Abstract

Introduction: Higher 6-tioguanine nucleotide (6TGN) concentrations have been related to higher probabilities of achieving clinical remission on thiopurinic therapy, but that has been hardly applied to clinical practice. Aims: To establish the utility of systematic determination of 6TGN as a marker or predictor of AZA/mercaptopurine (MP) efficacy in IBD patients. Methods: Prospective, multicenter study. Serum 6TGN and 6-methylmercaptopurine ribonucleotides (6MMPR) levels of patients starting AZA/MP for steroid dependence or resistance were periodically monitored during steroid tapering and, after withdrawal, until a new activity flare (persistence of steroid resistance or dependence), or for 6 months in those showing maintenance of clinical response.
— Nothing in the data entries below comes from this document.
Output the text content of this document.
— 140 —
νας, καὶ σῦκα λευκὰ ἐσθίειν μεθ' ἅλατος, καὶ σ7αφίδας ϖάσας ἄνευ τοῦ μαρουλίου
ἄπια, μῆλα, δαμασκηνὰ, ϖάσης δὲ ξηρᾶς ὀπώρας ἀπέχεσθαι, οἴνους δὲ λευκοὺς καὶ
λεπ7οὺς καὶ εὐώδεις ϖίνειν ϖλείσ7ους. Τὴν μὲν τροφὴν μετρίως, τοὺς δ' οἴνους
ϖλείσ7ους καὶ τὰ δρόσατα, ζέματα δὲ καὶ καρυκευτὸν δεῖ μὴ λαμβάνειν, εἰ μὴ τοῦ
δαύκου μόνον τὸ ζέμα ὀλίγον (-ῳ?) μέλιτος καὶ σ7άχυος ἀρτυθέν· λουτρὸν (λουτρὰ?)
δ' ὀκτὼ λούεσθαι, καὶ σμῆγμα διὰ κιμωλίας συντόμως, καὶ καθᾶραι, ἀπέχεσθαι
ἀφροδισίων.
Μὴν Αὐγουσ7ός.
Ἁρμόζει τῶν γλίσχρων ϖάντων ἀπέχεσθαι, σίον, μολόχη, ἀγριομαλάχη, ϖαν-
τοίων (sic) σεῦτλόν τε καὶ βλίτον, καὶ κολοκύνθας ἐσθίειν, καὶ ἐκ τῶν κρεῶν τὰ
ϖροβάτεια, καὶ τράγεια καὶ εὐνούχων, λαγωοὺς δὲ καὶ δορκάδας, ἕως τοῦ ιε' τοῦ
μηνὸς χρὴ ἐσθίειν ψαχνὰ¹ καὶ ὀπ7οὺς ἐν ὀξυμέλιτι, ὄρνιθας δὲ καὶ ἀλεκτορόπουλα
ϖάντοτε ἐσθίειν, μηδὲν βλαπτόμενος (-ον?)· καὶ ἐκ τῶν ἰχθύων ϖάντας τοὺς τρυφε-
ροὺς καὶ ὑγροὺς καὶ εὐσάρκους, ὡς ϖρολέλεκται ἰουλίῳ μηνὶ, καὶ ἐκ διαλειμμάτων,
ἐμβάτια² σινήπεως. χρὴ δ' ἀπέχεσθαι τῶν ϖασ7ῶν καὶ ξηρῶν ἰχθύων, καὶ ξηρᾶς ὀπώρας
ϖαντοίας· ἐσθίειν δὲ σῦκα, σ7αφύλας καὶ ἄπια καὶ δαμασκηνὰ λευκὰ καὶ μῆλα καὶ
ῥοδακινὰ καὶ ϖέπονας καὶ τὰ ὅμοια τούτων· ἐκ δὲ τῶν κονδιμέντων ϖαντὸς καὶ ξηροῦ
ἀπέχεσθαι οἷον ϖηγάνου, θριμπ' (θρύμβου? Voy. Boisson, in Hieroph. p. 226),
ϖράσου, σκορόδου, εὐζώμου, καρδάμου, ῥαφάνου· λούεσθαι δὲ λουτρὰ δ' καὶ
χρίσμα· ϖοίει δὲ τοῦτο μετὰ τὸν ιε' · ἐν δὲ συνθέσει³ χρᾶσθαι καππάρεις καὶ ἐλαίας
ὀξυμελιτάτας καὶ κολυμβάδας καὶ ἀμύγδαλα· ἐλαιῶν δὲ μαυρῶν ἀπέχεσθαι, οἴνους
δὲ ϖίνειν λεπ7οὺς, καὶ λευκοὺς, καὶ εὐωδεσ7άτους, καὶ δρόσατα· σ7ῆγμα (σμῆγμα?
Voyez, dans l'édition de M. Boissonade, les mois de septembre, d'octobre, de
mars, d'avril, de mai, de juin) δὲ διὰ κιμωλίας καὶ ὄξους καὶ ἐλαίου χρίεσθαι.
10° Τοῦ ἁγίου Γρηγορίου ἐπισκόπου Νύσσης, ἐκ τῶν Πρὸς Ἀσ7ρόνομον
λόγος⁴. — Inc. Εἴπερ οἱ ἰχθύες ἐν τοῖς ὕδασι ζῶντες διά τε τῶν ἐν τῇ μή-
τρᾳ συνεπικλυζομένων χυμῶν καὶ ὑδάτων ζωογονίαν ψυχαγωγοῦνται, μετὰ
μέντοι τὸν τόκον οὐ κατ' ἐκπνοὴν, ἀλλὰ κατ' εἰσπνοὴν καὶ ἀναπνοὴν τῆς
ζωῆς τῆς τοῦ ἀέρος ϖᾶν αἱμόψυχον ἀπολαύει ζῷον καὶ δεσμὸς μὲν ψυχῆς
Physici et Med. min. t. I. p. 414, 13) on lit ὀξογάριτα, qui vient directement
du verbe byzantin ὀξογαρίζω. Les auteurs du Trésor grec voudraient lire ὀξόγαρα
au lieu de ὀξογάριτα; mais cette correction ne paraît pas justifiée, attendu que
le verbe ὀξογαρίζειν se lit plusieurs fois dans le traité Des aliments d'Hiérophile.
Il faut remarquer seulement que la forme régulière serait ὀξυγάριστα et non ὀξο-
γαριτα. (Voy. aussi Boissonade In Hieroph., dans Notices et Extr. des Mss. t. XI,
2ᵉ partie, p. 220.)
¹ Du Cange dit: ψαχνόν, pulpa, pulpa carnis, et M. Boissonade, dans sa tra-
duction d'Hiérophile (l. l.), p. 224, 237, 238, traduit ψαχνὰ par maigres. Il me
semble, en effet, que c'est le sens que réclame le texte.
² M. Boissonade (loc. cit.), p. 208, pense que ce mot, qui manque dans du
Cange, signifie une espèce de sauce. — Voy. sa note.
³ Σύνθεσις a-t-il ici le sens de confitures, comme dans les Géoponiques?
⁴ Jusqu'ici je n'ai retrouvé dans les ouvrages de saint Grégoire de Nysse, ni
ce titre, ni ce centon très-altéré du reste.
Thiopurine methyl-transferase (TPMT) activity above 5 U/ml was required. Results: 153 patients were included, and 140 finished the study. Mean age was 36 years (range 16-77), 50% were males, and 72% had Crohn's disease. Mean 6TGN levels (and the ratios 6TGN/6MMPR, 6TGN/TPMT) obtained at basal, 2 weeks, and 1, 2, 4 and 6 months after steroid withdrawal were not significantly different between patients that were or were not in clinical remission at each visit. The area under the ROC curve (AUC) evaluating the accuracy of 6TGN levels for the diagnosis of clinical response for each monitoring point was less than 0.7. No cut-off point with useful sensitivity/specificity values was found, including 230 or 260 pmol/8 x 108 (that are commonly proposed in the literature). The AUC assessing the accuracy of the 6TGN determination at 2 weeks, 1, 2 or 4 months after starting AZA/MP to predict the response by the end of the follow-up was also less than 0.7. Once again, no useful cut-off point was found. Thiopurinic-related toxicity was detected in 9 cases (6.4%): No cases of hepatotoxicity were found, and only 3 cases of myelotoxicity were reported. No differences in 6TGN levels were found in patients suffering AZA-related toxicity. Specifically, 6TGN levels could not be related to the risk of developing myelotoxicity. Conclusions: Systematic quantification of thiopurinic metabolites (6TGN/ 6MMPR) in IBD patients receiving AZA/MP with the aim of predicting or assessing treatment response or safety cannot be recommended.